No Honor Among Pirates

After the rescue this month of Richard Phillips, a merchant ship captain who had been held for days by Somali pirates, US Navy Vice Admiral William Gortney was taken to task in a press briefing. The pirates, three of whom had just been killed by Navy snipers, “aren’t very violent towards crews”, a journalist insisted. “Very few people have died in the past.” This is misguided. If the pirates were truly non-violent, they would have no leverage for collecting ransom. But the desire to deck them out with an ethical system is strong. “Somali pirates had a code of conduct, although it sounds funny to people outside of Somalia to hear that,” one charity worker told The Christian Science Monitor. What is that code of conduct?
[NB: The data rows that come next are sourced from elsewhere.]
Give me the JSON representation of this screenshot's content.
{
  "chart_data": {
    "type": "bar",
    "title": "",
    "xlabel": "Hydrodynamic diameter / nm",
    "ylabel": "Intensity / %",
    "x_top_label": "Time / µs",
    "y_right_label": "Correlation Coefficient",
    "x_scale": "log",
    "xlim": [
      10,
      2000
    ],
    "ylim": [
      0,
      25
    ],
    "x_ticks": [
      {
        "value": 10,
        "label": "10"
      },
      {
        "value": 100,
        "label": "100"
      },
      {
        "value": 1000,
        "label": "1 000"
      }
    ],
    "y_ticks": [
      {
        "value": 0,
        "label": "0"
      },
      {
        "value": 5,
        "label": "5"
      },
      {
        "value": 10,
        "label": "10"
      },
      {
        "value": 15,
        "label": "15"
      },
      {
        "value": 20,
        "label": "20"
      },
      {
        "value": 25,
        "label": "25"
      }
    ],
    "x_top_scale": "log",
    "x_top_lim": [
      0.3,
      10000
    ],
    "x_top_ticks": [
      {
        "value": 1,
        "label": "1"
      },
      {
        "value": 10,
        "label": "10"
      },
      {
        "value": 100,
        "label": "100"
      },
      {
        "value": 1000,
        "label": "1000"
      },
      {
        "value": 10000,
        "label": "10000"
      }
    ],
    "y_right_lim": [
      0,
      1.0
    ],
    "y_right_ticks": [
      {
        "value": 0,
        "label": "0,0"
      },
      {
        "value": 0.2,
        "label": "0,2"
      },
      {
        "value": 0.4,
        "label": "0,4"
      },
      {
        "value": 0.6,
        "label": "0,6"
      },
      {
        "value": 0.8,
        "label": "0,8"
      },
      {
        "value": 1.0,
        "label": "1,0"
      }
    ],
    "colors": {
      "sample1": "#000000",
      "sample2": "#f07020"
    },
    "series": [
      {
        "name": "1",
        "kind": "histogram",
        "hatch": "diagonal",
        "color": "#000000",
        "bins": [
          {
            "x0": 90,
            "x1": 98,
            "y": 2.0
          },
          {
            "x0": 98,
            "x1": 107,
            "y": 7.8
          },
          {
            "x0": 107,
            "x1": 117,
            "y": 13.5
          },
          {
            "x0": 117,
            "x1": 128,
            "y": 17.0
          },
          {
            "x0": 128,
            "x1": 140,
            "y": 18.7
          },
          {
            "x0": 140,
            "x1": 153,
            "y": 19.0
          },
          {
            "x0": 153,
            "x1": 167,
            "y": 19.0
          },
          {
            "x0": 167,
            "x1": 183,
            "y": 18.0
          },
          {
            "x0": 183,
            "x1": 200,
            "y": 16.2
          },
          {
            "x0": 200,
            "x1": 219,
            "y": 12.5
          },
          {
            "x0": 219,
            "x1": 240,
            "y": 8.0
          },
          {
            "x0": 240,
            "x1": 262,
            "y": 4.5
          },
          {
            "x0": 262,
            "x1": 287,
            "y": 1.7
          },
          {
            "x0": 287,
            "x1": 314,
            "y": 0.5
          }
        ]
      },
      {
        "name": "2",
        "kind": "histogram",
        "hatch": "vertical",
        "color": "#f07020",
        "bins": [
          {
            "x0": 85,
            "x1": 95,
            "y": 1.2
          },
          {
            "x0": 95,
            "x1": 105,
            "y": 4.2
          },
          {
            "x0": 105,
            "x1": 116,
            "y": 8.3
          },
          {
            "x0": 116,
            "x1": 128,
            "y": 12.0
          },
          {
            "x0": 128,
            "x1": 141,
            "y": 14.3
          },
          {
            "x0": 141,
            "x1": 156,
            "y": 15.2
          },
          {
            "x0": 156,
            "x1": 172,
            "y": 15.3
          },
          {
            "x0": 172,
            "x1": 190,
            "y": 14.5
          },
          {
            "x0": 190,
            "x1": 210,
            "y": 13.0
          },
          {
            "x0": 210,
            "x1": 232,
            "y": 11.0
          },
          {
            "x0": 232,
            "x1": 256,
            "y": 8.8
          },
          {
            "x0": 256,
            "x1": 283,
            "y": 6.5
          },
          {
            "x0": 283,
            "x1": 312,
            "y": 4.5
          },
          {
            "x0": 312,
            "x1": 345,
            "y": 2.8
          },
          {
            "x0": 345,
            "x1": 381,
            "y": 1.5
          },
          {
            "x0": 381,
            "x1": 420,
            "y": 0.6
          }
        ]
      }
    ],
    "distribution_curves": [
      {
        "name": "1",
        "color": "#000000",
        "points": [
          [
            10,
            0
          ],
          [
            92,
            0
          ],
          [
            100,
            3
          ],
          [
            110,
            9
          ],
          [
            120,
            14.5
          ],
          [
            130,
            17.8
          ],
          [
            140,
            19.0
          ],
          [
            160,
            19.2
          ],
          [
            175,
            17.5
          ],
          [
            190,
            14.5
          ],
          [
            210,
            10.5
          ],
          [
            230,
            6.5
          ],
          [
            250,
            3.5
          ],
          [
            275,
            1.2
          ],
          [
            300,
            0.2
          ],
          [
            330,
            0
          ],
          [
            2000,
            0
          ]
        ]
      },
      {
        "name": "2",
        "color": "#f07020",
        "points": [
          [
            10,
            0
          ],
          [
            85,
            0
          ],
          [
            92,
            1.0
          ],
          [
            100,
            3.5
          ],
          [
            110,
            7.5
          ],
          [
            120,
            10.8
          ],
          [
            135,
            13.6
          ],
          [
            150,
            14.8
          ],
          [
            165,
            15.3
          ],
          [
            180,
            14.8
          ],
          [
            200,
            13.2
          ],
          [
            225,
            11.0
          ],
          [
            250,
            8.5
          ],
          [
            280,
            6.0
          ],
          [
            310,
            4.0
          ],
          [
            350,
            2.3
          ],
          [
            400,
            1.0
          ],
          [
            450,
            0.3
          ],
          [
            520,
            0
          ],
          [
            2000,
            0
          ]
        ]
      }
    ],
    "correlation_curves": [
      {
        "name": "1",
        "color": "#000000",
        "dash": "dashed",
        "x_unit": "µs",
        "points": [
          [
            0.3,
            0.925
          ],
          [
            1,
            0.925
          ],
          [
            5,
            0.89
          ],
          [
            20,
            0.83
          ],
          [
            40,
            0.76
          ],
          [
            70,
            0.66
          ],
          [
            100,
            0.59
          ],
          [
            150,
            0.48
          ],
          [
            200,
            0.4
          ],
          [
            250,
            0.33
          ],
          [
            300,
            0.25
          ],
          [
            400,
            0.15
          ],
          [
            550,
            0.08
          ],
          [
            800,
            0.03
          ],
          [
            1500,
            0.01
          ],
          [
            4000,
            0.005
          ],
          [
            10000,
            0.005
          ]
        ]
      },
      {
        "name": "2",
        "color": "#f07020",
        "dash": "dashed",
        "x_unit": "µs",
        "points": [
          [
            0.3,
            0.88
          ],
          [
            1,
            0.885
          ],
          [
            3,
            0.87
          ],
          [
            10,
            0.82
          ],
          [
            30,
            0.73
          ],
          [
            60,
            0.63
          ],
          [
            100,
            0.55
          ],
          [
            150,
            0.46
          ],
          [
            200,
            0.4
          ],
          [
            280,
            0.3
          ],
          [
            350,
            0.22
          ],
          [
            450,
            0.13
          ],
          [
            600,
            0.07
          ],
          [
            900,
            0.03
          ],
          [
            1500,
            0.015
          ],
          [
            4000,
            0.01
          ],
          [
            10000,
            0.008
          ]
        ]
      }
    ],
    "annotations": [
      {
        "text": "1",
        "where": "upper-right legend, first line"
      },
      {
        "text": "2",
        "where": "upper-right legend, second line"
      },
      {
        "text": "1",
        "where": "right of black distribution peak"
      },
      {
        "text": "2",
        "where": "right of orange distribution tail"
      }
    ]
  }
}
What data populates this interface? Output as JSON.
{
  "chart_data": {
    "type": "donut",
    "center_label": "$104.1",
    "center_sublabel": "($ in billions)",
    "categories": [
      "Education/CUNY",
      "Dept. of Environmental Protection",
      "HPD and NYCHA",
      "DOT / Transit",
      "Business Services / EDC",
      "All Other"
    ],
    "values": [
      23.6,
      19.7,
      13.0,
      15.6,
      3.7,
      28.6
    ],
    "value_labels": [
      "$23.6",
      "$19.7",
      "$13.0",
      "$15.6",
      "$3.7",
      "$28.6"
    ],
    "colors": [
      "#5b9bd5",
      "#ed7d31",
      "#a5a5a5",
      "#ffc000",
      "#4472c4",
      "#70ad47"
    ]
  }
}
We might find out from Peter T. Leeson, an economist at George Mason University, who this week published a short book on the organisation of pirate ships in the early 18th century.* While the book bills itself as explaining the “hidden economics of pirates” – it even comes with a list of “management secrets” – it is more a study in primitive politics. Trapped in a floating community of criminals, the Atlantic and Caribbean pirates carried out experiments in democracy to rival our own, Prof Leeson writes. With no goal but self-preservation and the equitable distribution of “income”, they wrote constitutions (pirate “codes”) and established regulatory regimes (no smoking around the gunpowder), a social safety net (600 pieces of eight for a lost arm) and a separation of powers (quartermasters, not captains, exacted punishments and divvied up the booty).